Without active consent

It seems that the Pelicot case has been an inspiration for some.

European lawmakers have voted in favor of defining sex without active consent as rape, marking a historic step for women’s rights and survivors of sexual violence in the EU.

The European Parliament’s resolution, passed on Tuesday by an overwhelming margin, urges all EU member states to adopt an only “yes means yes” legal standard for consent while recognizing that a “yes” obtained through coercion is not valid.

The move seeks to replace the traditional “no means no” principle, which activists argue fails to protect victims by not requiring explicit, affirmative consent for sexual acts.

In other words “Hey, she didn’t say no” will no longer be the standard.

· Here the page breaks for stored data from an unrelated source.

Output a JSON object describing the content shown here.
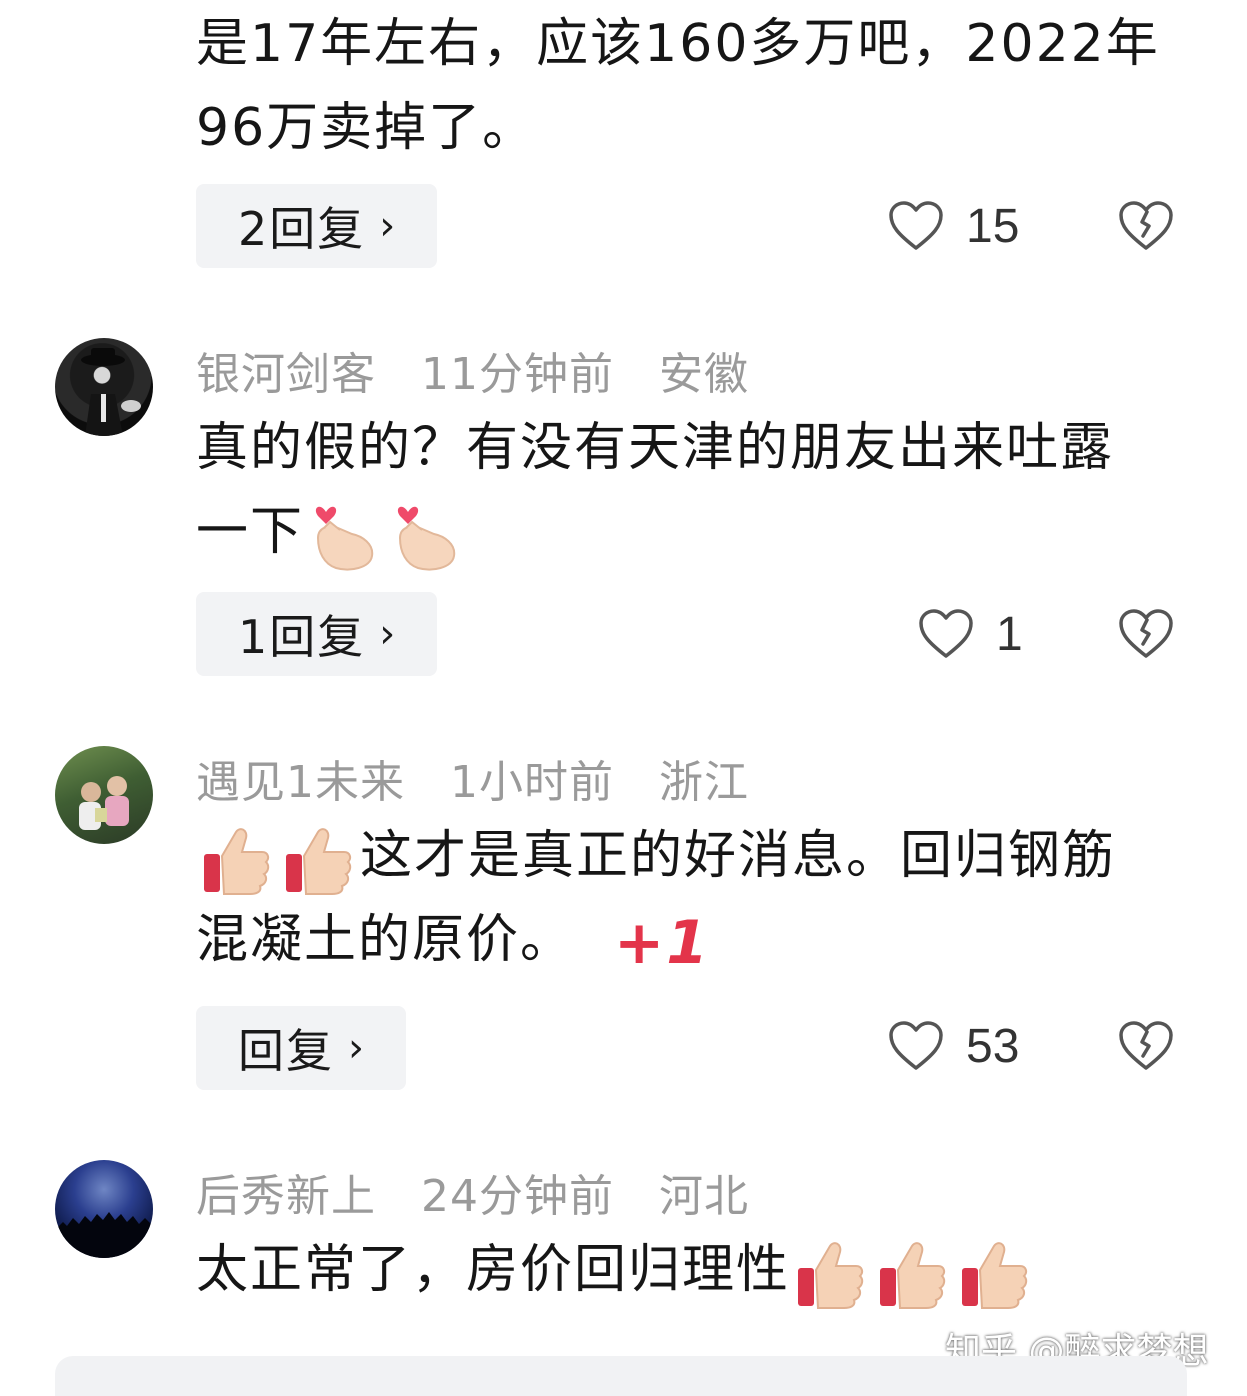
{
  "comments": [
    {
      "text_lines": [
        "是17年左右，应该160多万吧，2022年",
        "96万卖掉了。"
      ],
      "reply_label": "2回复",
      "likes": "15"
    },
    {
      "user": "银河剑客",
      "time": "11分钟前",
      "location": "安徽",
      "text_line1": "真的假的？有没有天津的朋友出来吐露",
      "text_line2": "一下",
      "emojis": [
        "finger-heart-icon",
        "finger-heart-icon"
      ],
      "reply_label": "1回复",
      "likes": "1"
    },
    {
      "user": "遇见1未来",
      "time": "1小时前",
      "location": "浙江",
      "text_line1": "这才是真正的好消息。回归钢筋",
      "text_line2": "混凝土的原价。",
      "plus_one": "+1",
      "emojis": [
        "thumbs-up-icon",
        "thumbs-up-icon"
      ],
      "reply_label": "回复",
      "likes": "53"
    },
    {
      "user": "后秀新上",
      "time": "24分钟前",
      "location": "河北",
      "text_line1": "太正常了，房价回归理性",
      "emojis": [
        "thumbs-up-icon",
        "thumbs-up-icon",
        "thumbs-up-icon"
      ]
    }
  ],
  "reply_chevron": "›",
  "watermark": "知乎 @醉求梦想",
  "colors": {
    "meta_text": "#9a9a9a",
    "reply_bg": "#f2f3f5",
    "accent_red": "#e3344a"
  }
}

Dutch MEP Anna Strolenberg said that “a society that truly respects women does not ask whether they resisted enough, it asks whether they freely agreed.” She told CNN, “No one can consent while asleep, drugged, unaware or paralyzed by fear. Any law that leaves room for this doubt, leaves room for violence,”

At present, rape laws in Europe generally follow one of two models – consent-based, which considers rape a sexual act without consent, or coercion-based, which requires a sexual act to have taken place by force. Twenty-one of the EU’s 27 member states have adopted consent-based rape laws, according to Amnesty International, and in some, including Sweden and Spain, the law follows the “yes means yes” approach. Meanwhile, in countries like Hungary and Latvia, the law generally requires proof of use of force, threats, or coercion.

Which, oddly enough, is not always easy to provide – in fact it’s almost never easy to provide. Sorry, bitches.

In October 2025, France, after years of opposition, updated its criminal code to explicitly define rape as any sexual act committed without consent. The move followed a public reckoning in the wake of the landmark Pelicot trial, where 50 men were charged with the mass rape of Gisèle Pelicot, whose ex-husband Dominique Pelicot drugged her, and organized her rapes with men he met online.

A series of similar, high-profile drug-facilitated sexual abuse (DFSA) cases have also come to light in Europe. In December, a German man was found guilty of drugging and raping his unconscious wife over several years and filming the assaults.

While European lawmakers have historically struggled to agree on a unified, EU-wide definition of rape, Irish MEP Maria Walsh said that CNN’s recent reporting on an online “rape academy” has accelerated the debate.

CNN’s discovery of a Telegram group, where nearly 1,000 men shared step-by-step instructions on drugging and assaulting their partners, and which was part of a wider network of non-consensual image sharing, underlines “why a European-wide response is so badly needed” when it comes to prosecuting sexual assault, Walsh said.

Sigh. It’s so depressing to keep learning that so many men aren’t content with plain old-fashioned sex, but instead want to spice it up by degrading the women involved. You know? I mean…if you despise your wife that much why is she your wife at all? I just don’t get it. Why live with someone you hate enough to watch her being gangraped by a bunch of strangers at your behest?